"A VINGANÇA É UM TIPO DE JUSTIÇA SELVAGEM"
F. BACON. ( FILOSOFO INGLES 1561- 1626).
(Dedicado a Edgar Allan Poe)
A cama estava confortável, macia até demais, sentiu que não
era o leito dela, alguma coisa estava errada. Abriu os olhos em uma tentativa
de que o que pensava não fosse verdade, mas era. Não estava em
seu quarto! Levanta num sobressalto e olha ao redor, o cômodo é
circular, o teto oval, parecia um daqueles cenários americano de mau
gosto e incrivelmente artificial.
A cama era de ferro trabalhado, azul claro, a coberta era vermelha, bem vermelha,
o lençol cor de rosa, choque, o travesseiro era branco mármore,
estava usando um pijama com desenhos infantis, Turma da Mônica, uma penteadeira
com um espelho e com poucas coisas sobre ela: um pente, uma escova, alguns perfumes,
um banquinho para se sentar e só. Uma cômoda de madeira de lei
muita bem polida, com quatro gavetas, uma escrivaninha simples, com uma gaveta
em cada lado, com uma cadeira igualmente simples. As paredes estavam cobertas
com papel de parede com orquídeas amarelas, e no fundo uma janela de
madeira ampla e fechada, atrás dela um cenário falso de um sol
com uma planície que da para algumas montanhas. Na frente da cama uma
porta vermelha de madeira fechada. Nada era o que parecia ser. Tudo era falso!
Levanta. Calça as sandálias de ursinho. Vai até a porta.
Trancada, como supunha! Tenta uma, duas, três vezes até que desiste.
Fica encostada nela por algum tempo, começa a fazer o reconhecimento
do quarto. Cama, de cima em baixo, nada de mais. Penteadeira, nada! Cômoda,
nada! Escrivaninha, nada! Janela, nada! Parecia que estava em uma cela. Tentou
a janela mais uma vez, estava bem trancada. Era forte de uma madeira bem resistente.
Sentou na cama, levou as mãos à cabeça e começou
um pequeno choro, não imaginava que tudo isto iria acontecer de novo.
Não com ela, não de novo. Alçou a cabeça, viu que
nada tinha saído do lugar, sabia que ele estava observando em algum lugar
de alguma forma, mas onde? Por que estava fazendo aquilo de novo, por que? Antes
tinha conseguido se livrar tinha vencido, mas ninguém acreditou em sua
história, ninguém! Estava gora novamente presa por um homem com
problemas, mas será que era o mesmo. Era outro, um grupo de maníacos,
quem?
Uma armadilha era uma cilada que tinha uma saída, tinha encontrado antes
encontraria agora. Uma questão de tempo até ela encontrar, o seu
erro foi tê-la subestimado antes, ele com certeza iria cometer o mesmo
erro de novo. Tempo, era uma questão de tempo! Ela teria este tempo?

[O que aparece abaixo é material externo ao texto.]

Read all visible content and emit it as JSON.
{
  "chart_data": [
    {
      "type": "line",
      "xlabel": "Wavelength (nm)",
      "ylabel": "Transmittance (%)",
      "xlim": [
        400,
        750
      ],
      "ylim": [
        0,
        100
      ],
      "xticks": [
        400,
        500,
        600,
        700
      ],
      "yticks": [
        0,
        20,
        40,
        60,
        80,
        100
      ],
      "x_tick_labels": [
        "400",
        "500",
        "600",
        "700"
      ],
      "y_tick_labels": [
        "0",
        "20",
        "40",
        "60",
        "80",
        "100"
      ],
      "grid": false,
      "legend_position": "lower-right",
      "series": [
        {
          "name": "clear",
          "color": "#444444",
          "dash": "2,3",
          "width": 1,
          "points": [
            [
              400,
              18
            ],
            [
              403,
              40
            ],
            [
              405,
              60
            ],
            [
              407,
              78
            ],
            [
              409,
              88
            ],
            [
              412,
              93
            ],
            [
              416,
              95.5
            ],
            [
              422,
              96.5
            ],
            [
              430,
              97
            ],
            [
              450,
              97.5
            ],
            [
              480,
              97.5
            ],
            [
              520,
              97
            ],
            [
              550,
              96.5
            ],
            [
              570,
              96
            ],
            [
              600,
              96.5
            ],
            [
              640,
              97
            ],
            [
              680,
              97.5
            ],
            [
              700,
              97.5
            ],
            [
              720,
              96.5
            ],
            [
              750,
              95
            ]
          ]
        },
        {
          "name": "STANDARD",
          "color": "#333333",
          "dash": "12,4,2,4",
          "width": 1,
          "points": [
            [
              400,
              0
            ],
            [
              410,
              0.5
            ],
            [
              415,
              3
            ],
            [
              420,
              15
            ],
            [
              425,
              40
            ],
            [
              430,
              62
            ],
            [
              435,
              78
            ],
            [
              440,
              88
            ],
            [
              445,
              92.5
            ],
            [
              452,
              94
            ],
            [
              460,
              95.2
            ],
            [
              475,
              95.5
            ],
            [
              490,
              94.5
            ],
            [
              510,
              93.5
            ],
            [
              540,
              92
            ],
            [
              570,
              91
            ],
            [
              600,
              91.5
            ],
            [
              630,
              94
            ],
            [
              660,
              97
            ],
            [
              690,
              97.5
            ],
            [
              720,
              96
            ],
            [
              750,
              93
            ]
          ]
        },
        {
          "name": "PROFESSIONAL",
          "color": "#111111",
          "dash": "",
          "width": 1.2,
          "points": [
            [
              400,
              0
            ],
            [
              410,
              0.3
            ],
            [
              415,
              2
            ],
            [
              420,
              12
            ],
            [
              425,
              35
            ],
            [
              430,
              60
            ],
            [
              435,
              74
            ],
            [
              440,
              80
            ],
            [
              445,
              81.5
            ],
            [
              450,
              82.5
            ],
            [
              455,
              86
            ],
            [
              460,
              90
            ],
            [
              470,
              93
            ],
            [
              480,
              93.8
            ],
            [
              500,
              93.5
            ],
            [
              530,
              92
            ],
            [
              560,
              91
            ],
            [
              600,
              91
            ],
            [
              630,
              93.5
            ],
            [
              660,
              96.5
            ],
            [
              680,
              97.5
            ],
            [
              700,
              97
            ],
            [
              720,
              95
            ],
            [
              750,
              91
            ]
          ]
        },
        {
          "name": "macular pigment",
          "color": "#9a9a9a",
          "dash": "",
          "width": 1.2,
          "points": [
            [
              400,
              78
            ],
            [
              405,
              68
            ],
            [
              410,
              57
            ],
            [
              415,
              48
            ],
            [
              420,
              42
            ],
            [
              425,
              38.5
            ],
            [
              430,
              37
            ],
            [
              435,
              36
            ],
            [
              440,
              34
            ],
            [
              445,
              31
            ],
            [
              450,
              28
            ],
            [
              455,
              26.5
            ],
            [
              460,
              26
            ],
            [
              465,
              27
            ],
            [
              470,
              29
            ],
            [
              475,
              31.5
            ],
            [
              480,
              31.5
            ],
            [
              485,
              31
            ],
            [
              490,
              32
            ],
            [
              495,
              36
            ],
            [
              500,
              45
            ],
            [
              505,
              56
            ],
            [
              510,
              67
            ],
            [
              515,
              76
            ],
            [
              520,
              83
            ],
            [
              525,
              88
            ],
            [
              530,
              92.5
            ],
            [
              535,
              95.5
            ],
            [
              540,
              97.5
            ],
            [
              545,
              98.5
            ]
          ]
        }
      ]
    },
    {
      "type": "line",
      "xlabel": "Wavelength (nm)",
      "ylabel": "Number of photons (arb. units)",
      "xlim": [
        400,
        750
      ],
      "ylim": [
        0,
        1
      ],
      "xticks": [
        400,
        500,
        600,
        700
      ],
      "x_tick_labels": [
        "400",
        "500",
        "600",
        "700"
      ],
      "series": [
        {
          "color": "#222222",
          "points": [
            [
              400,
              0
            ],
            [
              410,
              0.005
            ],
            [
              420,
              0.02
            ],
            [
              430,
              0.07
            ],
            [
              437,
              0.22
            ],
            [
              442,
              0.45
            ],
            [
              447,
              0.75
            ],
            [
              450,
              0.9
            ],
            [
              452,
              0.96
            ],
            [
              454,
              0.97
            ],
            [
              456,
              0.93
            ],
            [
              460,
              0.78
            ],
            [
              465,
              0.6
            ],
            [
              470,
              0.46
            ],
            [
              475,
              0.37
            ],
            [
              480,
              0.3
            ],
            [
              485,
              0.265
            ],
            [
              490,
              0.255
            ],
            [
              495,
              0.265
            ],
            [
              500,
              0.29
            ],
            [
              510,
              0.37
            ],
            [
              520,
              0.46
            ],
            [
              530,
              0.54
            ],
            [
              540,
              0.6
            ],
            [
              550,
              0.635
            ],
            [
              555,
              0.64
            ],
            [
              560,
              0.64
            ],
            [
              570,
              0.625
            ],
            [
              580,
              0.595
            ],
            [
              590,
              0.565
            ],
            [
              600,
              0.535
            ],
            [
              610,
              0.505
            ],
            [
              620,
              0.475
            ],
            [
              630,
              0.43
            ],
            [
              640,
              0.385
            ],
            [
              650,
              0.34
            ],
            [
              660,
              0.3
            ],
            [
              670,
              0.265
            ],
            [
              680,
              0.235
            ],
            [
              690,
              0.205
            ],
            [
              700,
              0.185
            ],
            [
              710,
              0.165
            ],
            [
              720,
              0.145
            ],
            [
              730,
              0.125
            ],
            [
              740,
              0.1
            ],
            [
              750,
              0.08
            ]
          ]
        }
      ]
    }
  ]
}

Enquanto meditava, um envelope branco foi atirado por debaixo da porta. Levantou-se
rapidamente e foi pegá-lo, verificou primeiro se tinha alguma inscrição
do lado de fora, nada. Abriu-o, um bilhete dentro escrito: ESTAVA COM SAUDADES.
Baixou os braços desfalecida depois de ter lido o conteúdo, sabia
que era ele. Tinha certeza! Agora realmente era uma questão de tempo.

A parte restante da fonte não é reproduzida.